Statistical significance is a measure of how likely it is that your improvement comes from an actual change in underlying behavior, instead of a false positive.

By default, we set significance at 90%, which means there’s a 90% chance that the observed effect is real and not due to chance. In other words, you will declare 9 out of 10 winning or losing variations correctly. If you want to use a different significance threshold, you can set a significance level at which you would like Optimizely to declare winners and losers for your project.

Lower significance levels may increase the likelihood of error but can also help you test more hypotheses and iterate faster. Higher significance levels decrease the error probability, but require a larger sample.

Choosing the right significance level should balance the types of tests you are running, the confidence you want to have in the tests, and the amount of traffic you actually receive.

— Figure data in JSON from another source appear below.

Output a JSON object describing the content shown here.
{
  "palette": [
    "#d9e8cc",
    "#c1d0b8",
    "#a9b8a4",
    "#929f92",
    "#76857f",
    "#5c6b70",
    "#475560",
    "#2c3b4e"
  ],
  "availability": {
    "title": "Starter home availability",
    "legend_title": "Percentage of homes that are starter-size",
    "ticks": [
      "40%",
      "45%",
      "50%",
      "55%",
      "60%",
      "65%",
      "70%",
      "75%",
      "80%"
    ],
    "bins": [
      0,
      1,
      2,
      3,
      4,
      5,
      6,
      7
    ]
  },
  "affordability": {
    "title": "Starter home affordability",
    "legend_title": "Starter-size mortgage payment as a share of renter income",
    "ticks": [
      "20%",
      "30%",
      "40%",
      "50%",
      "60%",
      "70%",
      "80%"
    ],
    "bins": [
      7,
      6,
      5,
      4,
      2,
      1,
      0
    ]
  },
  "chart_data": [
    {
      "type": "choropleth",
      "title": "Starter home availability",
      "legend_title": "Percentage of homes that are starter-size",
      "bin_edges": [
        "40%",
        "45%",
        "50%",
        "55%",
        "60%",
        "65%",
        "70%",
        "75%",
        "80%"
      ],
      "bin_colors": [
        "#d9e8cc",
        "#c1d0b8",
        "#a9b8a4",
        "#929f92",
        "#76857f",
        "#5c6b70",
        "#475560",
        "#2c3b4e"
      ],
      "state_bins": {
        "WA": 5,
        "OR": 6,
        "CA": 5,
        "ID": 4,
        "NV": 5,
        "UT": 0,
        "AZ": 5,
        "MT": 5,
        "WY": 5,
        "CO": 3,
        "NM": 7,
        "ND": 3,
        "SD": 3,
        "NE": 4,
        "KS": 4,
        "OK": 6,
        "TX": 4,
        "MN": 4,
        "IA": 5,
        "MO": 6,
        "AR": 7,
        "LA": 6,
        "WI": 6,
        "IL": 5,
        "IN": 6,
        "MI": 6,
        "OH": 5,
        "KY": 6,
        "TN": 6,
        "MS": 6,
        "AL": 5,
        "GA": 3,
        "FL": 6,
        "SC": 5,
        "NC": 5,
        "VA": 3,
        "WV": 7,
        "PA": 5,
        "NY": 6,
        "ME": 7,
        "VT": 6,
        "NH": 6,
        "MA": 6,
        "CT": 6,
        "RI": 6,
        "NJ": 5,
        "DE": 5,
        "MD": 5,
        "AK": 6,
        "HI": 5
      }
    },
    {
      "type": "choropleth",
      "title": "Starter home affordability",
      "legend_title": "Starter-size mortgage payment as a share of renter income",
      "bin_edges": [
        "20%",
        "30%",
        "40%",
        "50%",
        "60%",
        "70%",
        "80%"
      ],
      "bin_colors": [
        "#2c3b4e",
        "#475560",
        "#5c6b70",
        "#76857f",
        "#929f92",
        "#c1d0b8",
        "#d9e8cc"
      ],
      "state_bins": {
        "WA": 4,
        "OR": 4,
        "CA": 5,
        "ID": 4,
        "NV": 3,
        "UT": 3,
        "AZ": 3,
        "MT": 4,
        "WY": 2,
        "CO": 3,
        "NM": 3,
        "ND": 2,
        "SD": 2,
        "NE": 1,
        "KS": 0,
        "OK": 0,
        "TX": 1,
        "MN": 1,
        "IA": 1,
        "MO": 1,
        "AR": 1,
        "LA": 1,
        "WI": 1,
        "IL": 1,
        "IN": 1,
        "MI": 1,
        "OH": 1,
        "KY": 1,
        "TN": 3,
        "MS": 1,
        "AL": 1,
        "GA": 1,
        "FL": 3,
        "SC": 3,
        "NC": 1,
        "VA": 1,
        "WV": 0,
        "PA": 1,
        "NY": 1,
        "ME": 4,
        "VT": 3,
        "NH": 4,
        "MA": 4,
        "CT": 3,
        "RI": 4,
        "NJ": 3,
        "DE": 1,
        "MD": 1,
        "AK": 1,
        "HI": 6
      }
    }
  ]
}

One-tailed and two-tailed tests in Optimizely

When you run a test, you can run a one-tailed or two-tailed test. Two-tailed tests are designed to detect differences between your original and your variation in both directions: they tell you if your variation is a winner and if your variation is a loser. A one-tailed test will tell you whether your variation is a winner or a loser, but not both. One-tailed tests are designed to detect differences between your original and your variation in only one direction.

With the introduction of the Stats Engine, Optimizely uses two-tailed tests because they are required for the false discovery rate control that we have implemented in our Stats Engine.

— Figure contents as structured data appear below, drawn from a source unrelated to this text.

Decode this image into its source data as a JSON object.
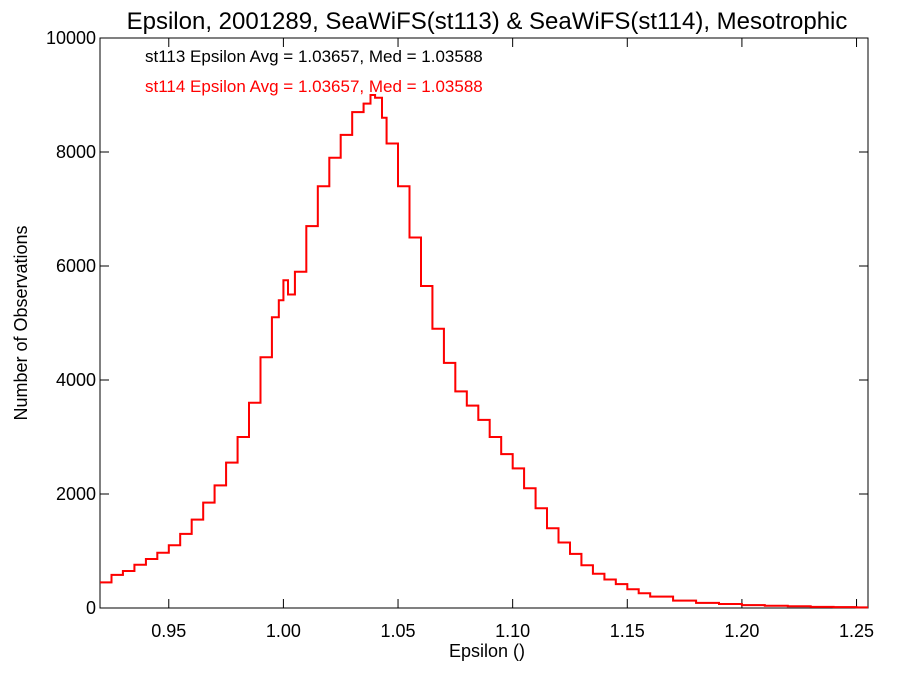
{
  "chart_data": {
    "type": "line",
    "title": "Epsilon, 2001289, SeaWiFS(st113) & SeaWiFS(st114), Mesotrophic",
    "xlabel": "Epsilon ()",
    "ylabel": "Number of Observations",
    "xlim": [
      0.92,
      1.255
    ],
    "ylim": [
      0,
      10000
    ],
    "xticks": [
      0.95,
      1.0,
      1.05,
      1.1,
      1.15,
      1.2,
      1.25
    ],
    "xtick_labels": [
      "0.95",
      "1.00",
      "1.05",
      "1.10",
      "1.15",
      "1.20",
      "1.25"
    ],
    "yticks": [
      0,
      2000,
      4000,
      6000,
      8000,
      10000
    ],
    "ytick_labels": [
      "0",
      "2000",
      "4000",
      "6000",
      "8000",
      "10000"
    ],
    "annotations": [
      {
        "text": "st113 Epsilon Avg = 1.03657, Med = 1.03588",
        "color": "#000000"
      },
      {
        "text": "st114 Epsilon Avg = 1.03657, Med = 1.03588",
        "color": "#ff0000"
      }
    ],
    "series": [
      {
        "color": "#000000",
        "x": [
          0.92,
          0.925,
          0.93,
          0.935,
          0.94,
          0.945,
          0.95,
          0.955,
          0.96,
          0.965,
          0.97,
          0.975,
          0.98,
          0.985,
          0.99,
          0.995,
          0.998,
          1.0,
          1.002,
          1.005,
          1.01,
          1.015,
          1.02,
          1.025,
          1.03,
          1.035,
          1.038,
          1.04,
          1.043,
          1.045,
          1.05,
          1.055,
          1.06,
          1.065,
          1.07,
          1.075,
          1.08,
          1.085,
          1.09,
          1.095,
          1.1,
          1.105,
          1.11,
          1.115,
          1.12,
          1.125,
          1.13,
          1.135,
          1.14,
          1.145,
          1.15,
          1.155,
          1.16,
          1.17,
          1.18,
          1.19,
          1.2,
          1.21,
          1.22,
          1.23,
          1.24,
          1.25,
          1.255
        ],
        "y": [
          450,
          580,
          650,
          760,
          860,
          970,
          1100,
          1300,
          1550,
          1850,
          2150,
          2550,
          3000,
          3600,
          4400,
          5100,
          5400,
          5750,
          5500,
          5900,
          6700,
          7400,
          7900,
          8300,
          8700,
          8850,
          9000,
          8950,
          8600,
          8150,
          7400,
          6500,
          5650,
          4900,
          4300,
          3800,
          3550,
          3300,
          3000,
          2700,
          2450,
          2100,
          1750,
          1400,
          1150,
          950,
          750,
          600,
          500,
          420,
          330,
          260,
          200,
          130,
          90,
          70,
          50,
          40,
          30,
          20,
          15,
          10,
          10
        ]
      },
      {
        "color": "#ff0000",
        "x": [
          0.92,
          0.925,
          0.93,
          0.935,
          0.94,
          0.945,
          0.95,
          0.955,
          0.96,
          0.965,
          0.97,
          0.975,
          0.98,
          0.985,
          0.99,
          0.995,
          0.998,
          1.0,
          1.002,
          1.005,
          1.01,
          1.015,
          1.02,
          1.025,
          1.03,
          1.035,
          1.038,
          1.04,
          1.043,
          1.045,
          1.05,
          1.055,
          1.06,
          1.065,
          1.07,
          1.075,
          1.08,
          1.085,
          1.09,
          1.095,
          1.1,
          1.105,
          1.11,
          1.115,
          1.12,
          1.125,
          1.13,
          1.135,
          1.14,
          1.145,
          1.15,
          1.155,
          1.16,
          1.17,
          1.18,
          1.19,
          1.2,
          1.21,
          1.22,
          1.23,
          1.24,
          1.25,
          1.255
        ],
        "y": [
          450,
          580,
          650,
          760,
          860,
          970,
          1100,
          1300,
          1550,
          1850,
          2150,
          2550,
          3000,
          3600,
          4400,
          5100,
          5400,
          5750,
          5500,
          5900,
          6700,
          7400,
          7900,
          8300,
          8700,
          8850,
          9000,
          8950,
          8600,
          8150,
          7400,
          6500,
          5650,
          4900,
          4300,
          3800,
          3550,
          3300,
          3000,
          2700,
          2450,
          2100,
          1750,
          1400,
          1150,
          950,
          750,
          600,
          500,
          420,
          330,
          260,
          200,
          130,
          90,
          70,
          50,
          40,
          30,
          20,
          15,
          10,
          10
        ]
      }
    ]
  }
}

In reality, false discovery rate control is more important to your ability to make business decisions than whether you use a one-tailed or two-tailed test because when it comes to making business decisions, your main goal is to avoid implementing a false positive or negative. 

Switching from a two-tailed to a one-tailed test will typically change error rates by a factor of two, but requires the additional overhead of specifying whether you are looking for winners or losers in advance. If you know you're looking for a winner, you can increase your statistical significance setting from 90% to 95%. On the other hand, as the example above shows, not using false discovery rates can inflate error rates by a factor of five or more. 

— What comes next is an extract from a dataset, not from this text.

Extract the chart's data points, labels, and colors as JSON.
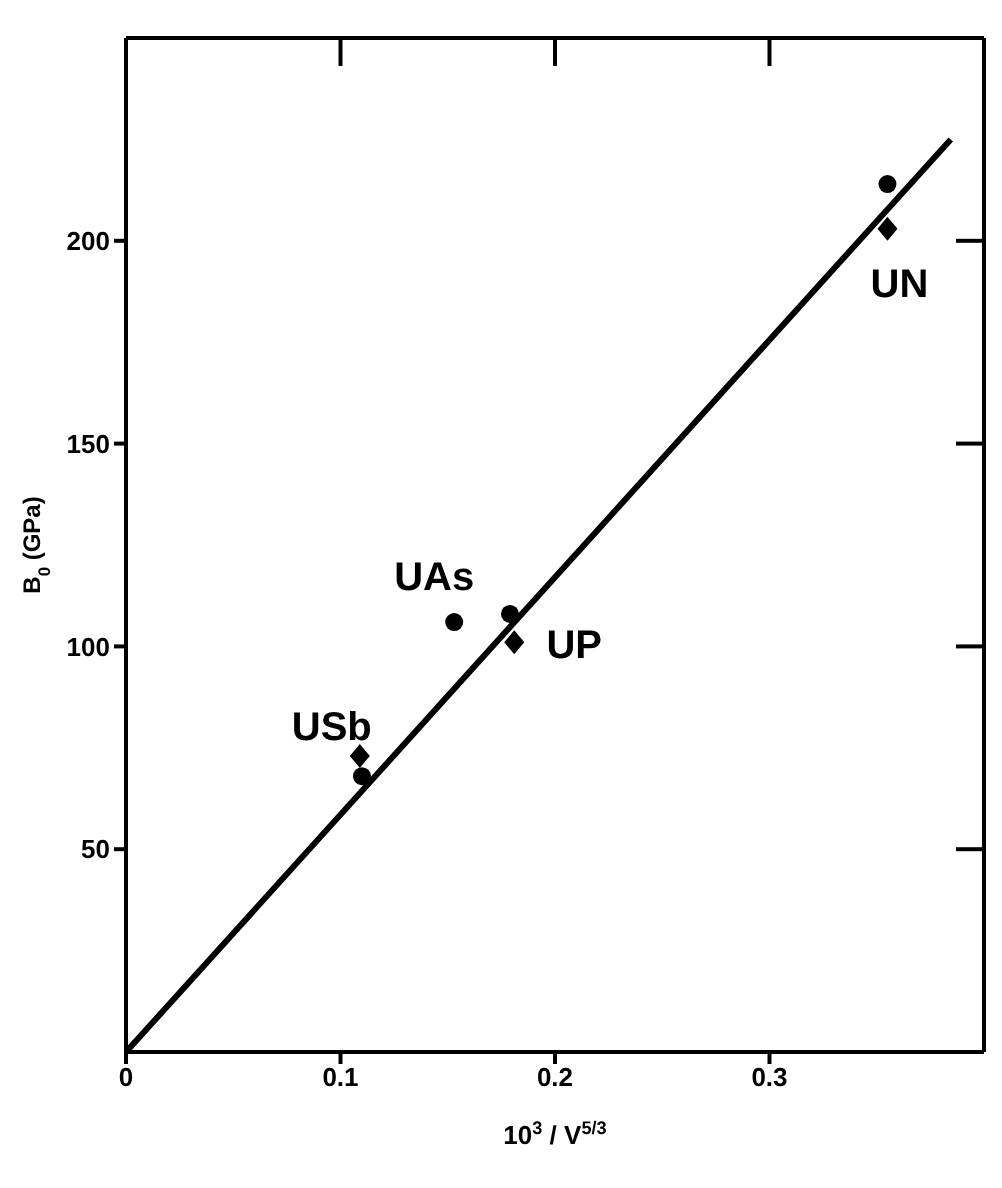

It’s more helpful to know the actual chance of implementing false results and to make sure that your results aren’t compromised by adding multiple goals.

Segmentation and statistical significance

Optimizely lets you segment your results so you can see if certain groups of visitors behave differently from your visitors overall. However, Optimizely doesn't control the false discovery rate for segments. This means it's much more likely that significant results in segments are false positives, and the false discovery rate will be higher.

You can limit the risk of false positives if you only test the segments that are the most meaningful. The higher false discovery rate arises when you're searching for significant results among many segments.

Novelty effect and statistical significance

Currently, the statistical significance from a novelty effect stays for a long time. In future, statistical significance calculations will self-correct and take into account how long the test is running for, not just sample size.